Streams, and their associated floodplains and upland areas, are a vital watershed resource of great economic, cultural, and environmental value. Streams and floodplains perform a number of ecological functions, such as controlling water flow, storing water, removing harmful pollutants from water, and providing habitat for plants and animals, including fish. These habitats tend to support a large number of species, and have a high rate of biological productivity, making them key components of the living landscape.
There are four major stream systems out-letting to Lake Ontario within the CLOCA jurisdiction.
From west to east, they are: Lynde Creek, Oshawa Creek, Black, Harmony, Farewell Creek, and Bowmanville/Soper Creek. There are also numerous smaller drainages, including Pringle Creek, Corbett Creek, Robinson Creek, Tooley Creek and Westside Creek.

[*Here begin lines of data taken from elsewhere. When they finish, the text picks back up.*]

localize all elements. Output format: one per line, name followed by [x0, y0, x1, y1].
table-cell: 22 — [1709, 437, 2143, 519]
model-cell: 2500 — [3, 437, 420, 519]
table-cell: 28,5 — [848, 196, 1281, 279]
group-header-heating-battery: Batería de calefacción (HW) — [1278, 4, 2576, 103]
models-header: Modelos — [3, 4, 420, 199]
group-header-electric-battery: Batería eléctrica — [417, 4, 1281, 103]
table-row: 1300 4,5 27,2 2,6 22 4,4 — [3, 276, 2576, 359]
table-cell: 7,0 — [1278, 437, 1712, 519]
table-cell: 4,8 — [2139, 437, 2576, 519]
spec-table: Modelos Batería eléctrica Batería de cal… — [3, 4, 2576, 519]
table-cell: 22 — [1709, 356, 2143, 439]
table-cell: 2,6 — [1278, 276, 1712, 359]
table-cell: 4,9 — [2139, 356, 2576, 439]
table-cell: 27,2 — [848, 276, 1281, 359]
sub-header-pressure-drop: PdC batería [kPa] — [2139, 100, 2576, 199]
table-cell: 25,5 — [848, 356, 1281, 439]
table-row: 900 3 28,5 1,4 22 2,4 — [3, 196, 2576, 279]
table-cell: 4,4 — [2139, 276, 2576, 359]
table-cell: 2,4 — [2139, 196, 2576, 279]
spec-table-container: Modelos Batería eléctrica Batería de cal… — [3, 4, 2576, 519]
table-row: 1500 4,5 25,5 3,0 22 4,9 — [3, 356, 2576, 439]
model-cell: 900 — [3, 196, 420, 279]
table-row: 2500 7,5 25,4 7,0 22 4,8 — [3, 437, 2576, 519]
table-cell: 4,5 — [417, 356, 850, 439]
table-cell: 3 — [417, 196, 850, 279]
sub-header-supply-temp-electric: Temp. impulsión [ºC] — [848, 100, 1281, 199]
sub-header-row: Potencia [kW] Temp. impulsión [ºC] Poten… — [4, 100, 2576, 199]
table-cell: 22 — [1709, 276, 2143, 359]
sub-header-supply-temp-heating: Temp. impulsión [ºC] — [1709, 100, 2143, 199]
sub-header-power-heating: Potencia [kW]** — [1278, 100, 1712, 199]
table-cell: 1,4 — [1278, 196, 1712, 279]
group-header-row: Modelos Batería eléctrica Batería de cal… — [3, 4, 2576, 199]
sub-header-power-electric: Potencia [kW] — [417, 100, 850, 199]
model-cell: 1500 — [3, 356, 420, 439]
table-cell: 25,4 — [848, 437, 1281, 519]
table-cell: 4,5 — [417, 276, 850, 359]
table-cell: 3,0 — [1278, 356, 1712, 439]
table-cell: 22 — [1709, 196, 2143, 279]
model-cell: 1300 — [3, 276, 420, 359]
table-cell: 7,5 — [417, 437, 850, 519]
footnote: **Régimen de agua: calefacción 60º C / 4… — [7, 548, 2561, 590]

The major stream systems in the jurisdiction contain some of the last cold water trout habitats in the Greater Toronto Area. Brook trout, rainbow trout, brown trout, Chinook salmon, and coho salmon are all found within the streams of CLOCA’s jurisdiction, as well as many other interesting fish species. Some of the stream systems outlet to coastal wetlands, providing diverse habitats for wetland and lake species as well, such as northern pike, black crappie, walleye and bass.
Redside dace are also found in some of the stream systems. This species has been listed as Special Concern by the Committee on the Status of Endangered Wildlife in Canada (COSEWIC). This means that redside dace have characteristics that make them particularly sensitive to human activities or natural events, which puts the species at risk.